Being nice to a stranger for two minutes is not difficult. It's not a sacrifice. It doesn't make me draw upon God for strength or challenge me to humble myself. It is absolutely a good thing to do, but it is not, as I would term it, a "good deed." It's not worthy of a sticker on my Cross.

Scripture readings this week have been reiterating the same points to me: do not fear the truth, but act always in love. I have no problem acting in love to strangers. I'm overtly kind to waitresses and grocery checkers. I always wave to construction workers. I make eye contact and smile at people I pass on the street. I'm even patient and nice to telemarketers. That stuff is easy. But I struggle with how to act with love towards my family. I am very bad about loving people when they mock the principles I hold dearest. I find it hard to be nice to family members who treat others with disdain or cruelty.
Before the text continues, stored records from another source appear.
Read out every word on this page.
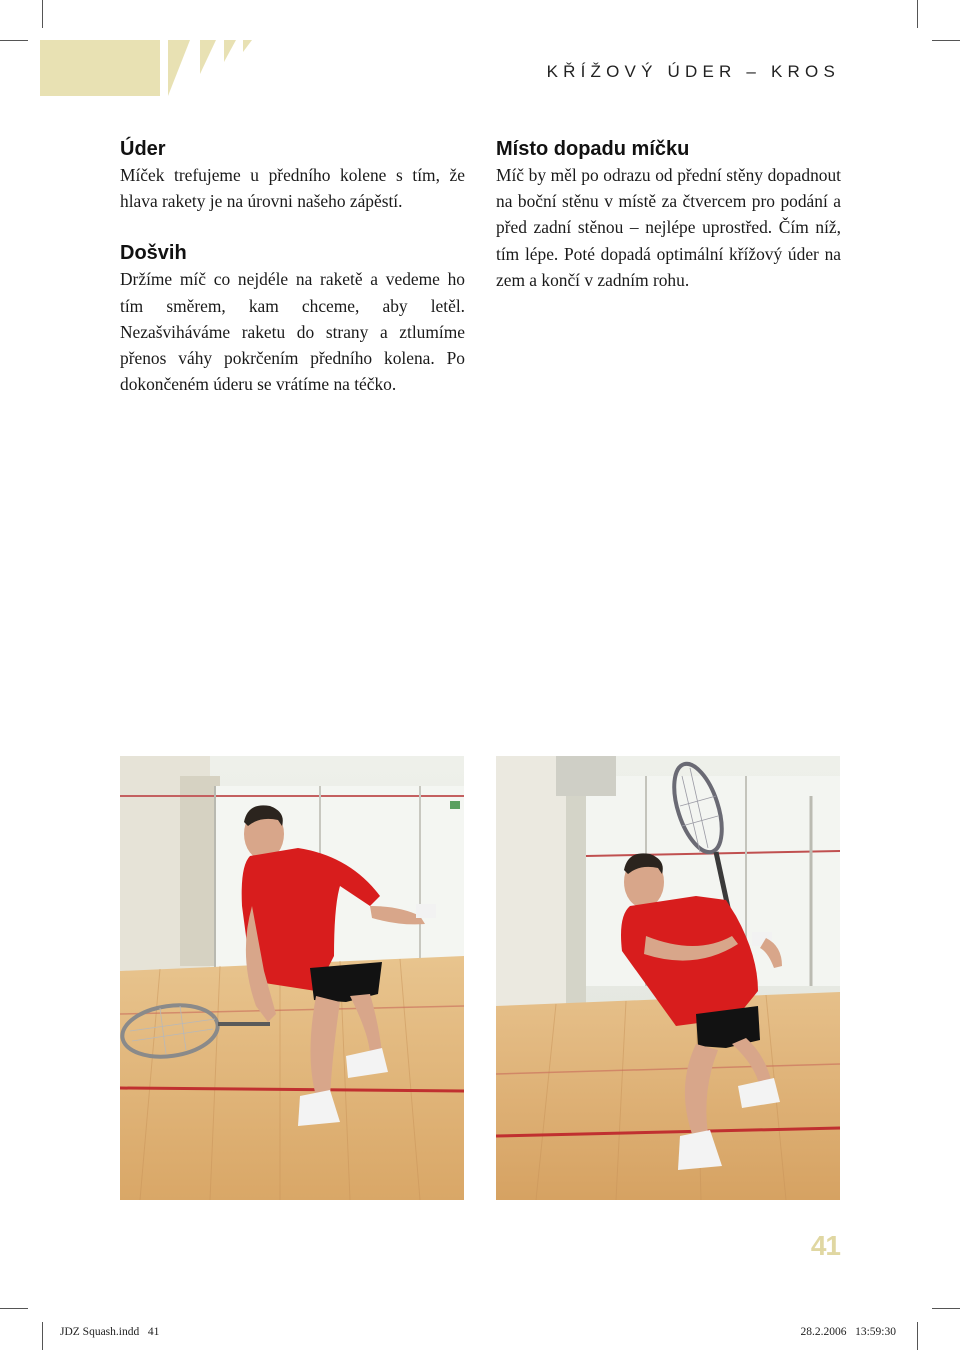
KŘÍŽOVÝ ÚDER – KROS
Úder

Míček trefujeme u předního kolene s tím, že hlava rakety je na úrovni našeho zápěstí.

Došvih

Držíme míč co nejdéle na raketě a vedeme ho tím směrem, kam chceme, aby letěl. Nezašviháváme raketu do strany a ztlumíme přenos váhy pokrčením předního kolena. Po dokončeném úderu se vrátíme na téčko.

Místo dopadu míčku

Míč by měl po odrazu od přední stěny dopadnout na boční stěnu v místě za čtvercem pro podání a před zadní stěnou – nejlépe uprostřed. Čím níž, tím lépe. Poté dopadá optimální křížový úder na zem a končí v zadním rohu.

41
JDZ Squash.indd   41	28.2.2006   13:59:30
I frequently fail to keep my tone sweet when talking to my children, or hold my temper when they act contrarily or make constant demands.
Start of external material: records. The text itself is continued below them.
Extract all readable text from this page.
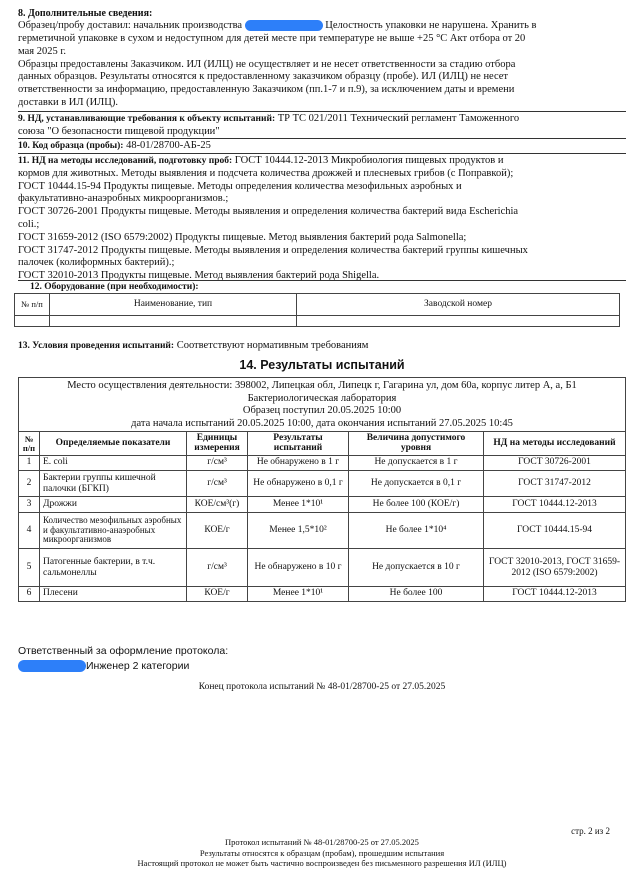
8. Дополнительные сведения:
Образец/пробу доставил: начальник производства	Целостность упаковки не нарушена. Хранить в
герметичной упаковке в сухом и недоступном для детей месте при температуре не выше +25 °С Акт отбора от 20
мая 2025 г.
Образцы предоставлены Заказчиком. ИЛ (ИЛЦ) не осуществляет и не несет ответственности за стадию отбора
данных образцов. Результаты относятся к предоставленному заказчиком образцу (пробе). ИЛ (ИЛЦ) не несет
ответственности за информацию, предоставленную Заказчиком (пп.1-7 и п.9), за исключением даты и времени
доставки в ИЛ (ИЛЦ).
9. НД, устанавливающие требования к объекту испытаний: ТР ТС 021/2011 Технический регламент Таможенного
союза "О безопасности пищевой продукции"
10. Код образца (пробы): 48-01/28700-АБ-25
11. НД на методы исследований, подготовку проб: ГОСТ 10444.12-2013 Микробиология пищевых продуктов и
кормов для животных. Методы выявления и подсчета количества дрожжей и плесневых грибов (с Поправкой);
ГОСТ 10444.15-94 Продукты пищевые. Методы определения количества мезофильных аэробных и
факультативно-анаэробных микроорганизмов.;
ГОСТ 30726-2001 Продукты пищевые. Методы выявления и определения количества бактерий вида Escherichia
coli.;
ГОСТ 31659-2012 (ISO 6579:2002) Продукты пищевые. Метод выявления бактерий рода Salmonella;
ГОСТ 31747-2012 Продукты пищевые. Методы выявления и определения количества бактерий группы кишечных
палочек (колиформных бактерий).;
ГОСТ 32010-2013 Продукты пищевые. Метод выявления бактерий рода Shigella.
12. Оборудование (при необходимости):
№ п/п	Наименование, тип	Заводской номер

13. Условия проведения испытаний: Соответствуют нормативным требованиям
14. Результаты испытаний
Место осуществления деятельности: 398002, Липецкая обл, Липецк г, Гагарина ул, дом 60а, корпус литер А, а, Б1
Бактериологическая лаборатория
Образец поступил 20.05.2025 10:00
дата начала испытаний 20.05.2025 10:00, дата окончания испытаний 27.05.2025 10:45
№ п/п	Определяемые показатели	Единицы измерения	Результаты испытаний	Величина допустимого уровня	НД на методы исследований
1	E. coli	г/см³	Не обнаружено в 1 г	Не допускается в 1 г	ГОСТ 30726-2001
2	Бактерии группы кишечной палочки (БГКП)	г/см³	Не обнаружено в 0,1 г	Не допускается в 0,1 г	ГОСТ 31747-2012
3	Дрожжи	КОЕ/см³(г)	Менее 1*10¹	Не более 100 (КОЕ/г)	ГОСТ 10444.12-2013
4	Количество мезофильных аэробных и факультативно-анаэробных микроорганизмов	КОЕ/г	Менее 1,5*10²	Не более 1*10⁴	ГОСТ 10444.15-94
5	Патогенные бактерии, в т.ч. сальмонеллы	г/см³	Не обнаружено в 10 г	Не допускается в 10 г	ГОСТ 32010-2013, ГОСТ 31659-2012 (ISO 6579:2002)
6	Плесени	КОЕ/г	Менее 1*10¹	Не более 100	ГОСТ 10444.12-2013
Ответственный за оформление протокола:
Инженер 2 категории
Конец протокола испытаний № 48-01/28700-25 от 27.05.2025
стр. 2 из 2
Протокол испытаний № 48-01/28700-25 от 27.05.2025
Результаты относятся к образцам (пробам), прошедшим испытания
Настоящий протокол не может быть частично воспроизведен без письменного разрешения ИЛ (ИЛЦ)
I have been praying a Litany of Humility daily to remind myself that I must do things not for the way they make me feel, but for love of God and a sincere desire to please Him.
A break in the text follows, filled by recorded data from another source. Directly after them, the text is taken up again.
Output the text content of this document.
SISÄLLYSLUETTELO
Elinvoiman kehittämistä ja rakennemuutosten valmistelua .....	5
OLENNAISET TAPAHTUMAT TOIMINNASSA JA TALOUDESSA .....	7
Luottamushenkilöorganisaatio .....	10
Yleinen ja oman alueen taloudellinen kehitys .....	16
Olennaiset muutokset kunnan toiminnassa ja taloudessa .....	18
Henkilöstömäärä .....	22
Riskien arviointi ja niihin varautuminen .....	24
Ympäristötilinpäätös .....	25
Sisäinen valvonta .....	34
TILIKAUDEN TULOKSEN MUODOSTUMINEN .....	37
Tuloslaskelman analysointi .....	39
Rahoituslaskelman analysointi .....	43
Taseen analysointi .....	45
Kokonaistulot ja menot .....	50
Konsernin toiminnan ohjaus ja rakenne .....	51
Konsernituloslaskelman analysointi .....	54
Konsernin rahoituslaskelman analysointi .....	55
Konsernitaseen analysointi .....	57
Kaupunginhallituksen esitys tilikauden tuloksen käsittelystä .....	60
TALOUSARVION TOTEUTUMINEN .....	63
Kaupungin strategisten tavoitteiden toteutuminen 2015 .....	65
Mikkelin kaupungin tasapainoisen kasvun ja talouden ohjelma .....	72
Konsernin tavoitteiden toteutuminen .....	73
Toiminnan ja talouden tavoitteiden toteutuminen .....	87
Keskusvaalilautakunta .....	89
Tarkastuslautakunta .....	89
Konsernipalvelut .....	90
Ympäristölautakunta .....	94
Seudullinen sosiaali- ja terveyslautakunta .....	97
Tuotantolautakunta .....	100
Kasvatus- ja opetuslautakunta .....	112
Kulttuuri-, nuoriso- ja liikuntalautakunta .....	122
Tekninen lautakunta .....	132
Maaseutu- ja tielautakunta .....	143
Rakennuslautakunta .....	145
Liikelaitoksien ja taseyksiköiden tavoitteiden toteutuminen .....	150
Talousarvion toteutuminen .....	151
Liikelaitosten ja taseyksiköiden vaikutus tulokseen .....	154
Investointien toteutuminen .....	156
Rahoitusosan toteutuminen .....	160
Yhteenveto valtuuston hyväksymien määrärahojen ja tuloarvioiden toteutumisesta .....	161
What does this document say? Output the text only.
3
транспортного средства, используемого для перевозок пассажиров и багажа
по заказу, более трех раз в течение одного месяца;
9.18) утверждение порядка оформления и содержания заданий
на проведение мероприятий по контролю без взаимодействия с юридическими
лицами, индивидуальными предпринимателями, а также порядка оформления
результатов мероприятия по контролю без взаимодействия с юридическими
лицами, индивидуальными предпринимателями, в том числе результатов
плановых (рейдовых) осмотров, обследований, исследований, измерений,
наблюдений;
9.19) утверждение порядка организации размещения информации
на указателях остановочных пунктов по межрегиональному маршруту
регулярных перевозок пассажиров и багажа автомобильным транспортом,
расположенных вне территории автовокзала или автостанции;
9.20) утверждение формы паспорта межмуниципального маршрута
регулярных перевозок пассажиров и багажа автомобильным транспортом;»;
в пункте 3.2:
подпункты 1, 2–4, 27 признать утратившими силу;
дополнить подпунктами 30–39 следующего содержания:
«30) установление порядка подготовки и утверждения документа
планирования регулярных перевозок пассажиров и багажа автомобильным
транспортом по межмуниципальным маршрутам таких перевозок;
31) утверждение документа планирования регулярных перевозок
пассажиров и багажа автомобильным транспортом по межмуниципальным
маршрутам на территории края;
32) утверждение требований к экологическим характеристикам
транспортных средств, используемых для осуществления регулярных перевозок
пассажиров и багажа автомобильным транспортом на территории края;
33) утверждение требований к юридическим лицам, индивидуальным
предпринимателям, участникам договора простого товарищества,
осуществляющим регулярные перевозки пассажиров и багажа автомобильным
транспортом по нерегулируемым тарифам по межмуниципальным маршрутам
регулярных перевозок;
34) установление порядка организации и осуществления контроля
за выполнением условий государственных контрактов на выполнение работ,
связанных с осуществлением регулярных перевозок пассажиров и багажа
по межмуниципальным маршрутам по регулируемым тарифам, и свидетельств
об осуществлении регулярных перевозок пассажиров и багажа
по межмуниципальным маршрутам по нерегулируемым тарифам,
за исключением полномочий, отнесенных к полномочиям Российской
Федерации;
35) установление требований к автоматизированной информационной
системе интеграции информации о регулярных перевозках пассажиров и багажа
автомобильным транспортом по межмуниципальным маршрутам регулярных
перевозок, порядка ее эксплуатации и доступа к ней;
Oh Jesus, meek and humble of heart, hear me.
From the desire of being esteemed,

deliver me Jesus.

From the desire of being loved,

deliver me Jesus.

From the desire of being extolled,
deliver me Jesus.

From the desire of being honored,
deliver me Jesus.

From the desire of being praised,

deliver me Jesus.
From the desire of being preferred,

deliver me Jesus.

From the desire of being consulted,

deliver me Jesus.

From the desire of being approved,

deliver me Jesus.


From the fear of being humiliated,

deliver me Jesus.

From the fear of being despised,

deliver me Jesus.
From the fear of suffering rebukes,

deliver me Jesus.

From the fear of being calumniated,

deliver me Jesus.

From the fear of being forgotten,

deliver me Jesus.

From the fear of being ridiculed,

deliver me Jesus.

From the fear of being wronged,

deliver me Jesus.

From the fear of being suspected,

deliver me Jesus.


That others may be loved more than I,

Jesus grant me the grace to desire it.
That others may be esteemed more than I,

Jesus grant me the grace to desire it.

That in the opinion of the world, others may increase and I may decrease,

Jesus grant me the grace to desire it.

That others may be chosen and I set aside,

Jesus grant me the grace to desire it.

That others may be praised and I unnoticed,
Jesus grant me the grace to desire it.

That others may be preferred to me in everything,

Jesus grant me the grace to desire it.

That others may become holier than I, provided that I become as holy as I should,

Jesus grant me the grace to desire it. AMEN

Just a note: my trip to visit family was probably the best one I've ever had. Most of that wasn't my doing. There really weren't any situations that taxed my patience or made me uncomfortable. Everyone was happy, nice, relaxed and considerate the whole time. But I felt different while I was there. I didn't feel pressure to DO anything or say the exact right thing that might fix all the problems. I just concentrated on being loving and quiet. That didn't mean I never said a thing; but I never had an agenda, if that makes sense. If it weren't for the plane trips next to a squealing, flailing, grabbing, whining, demanding, fussing, peeing, spilling, toy-flinging toddler, it would have been the perfect vacation!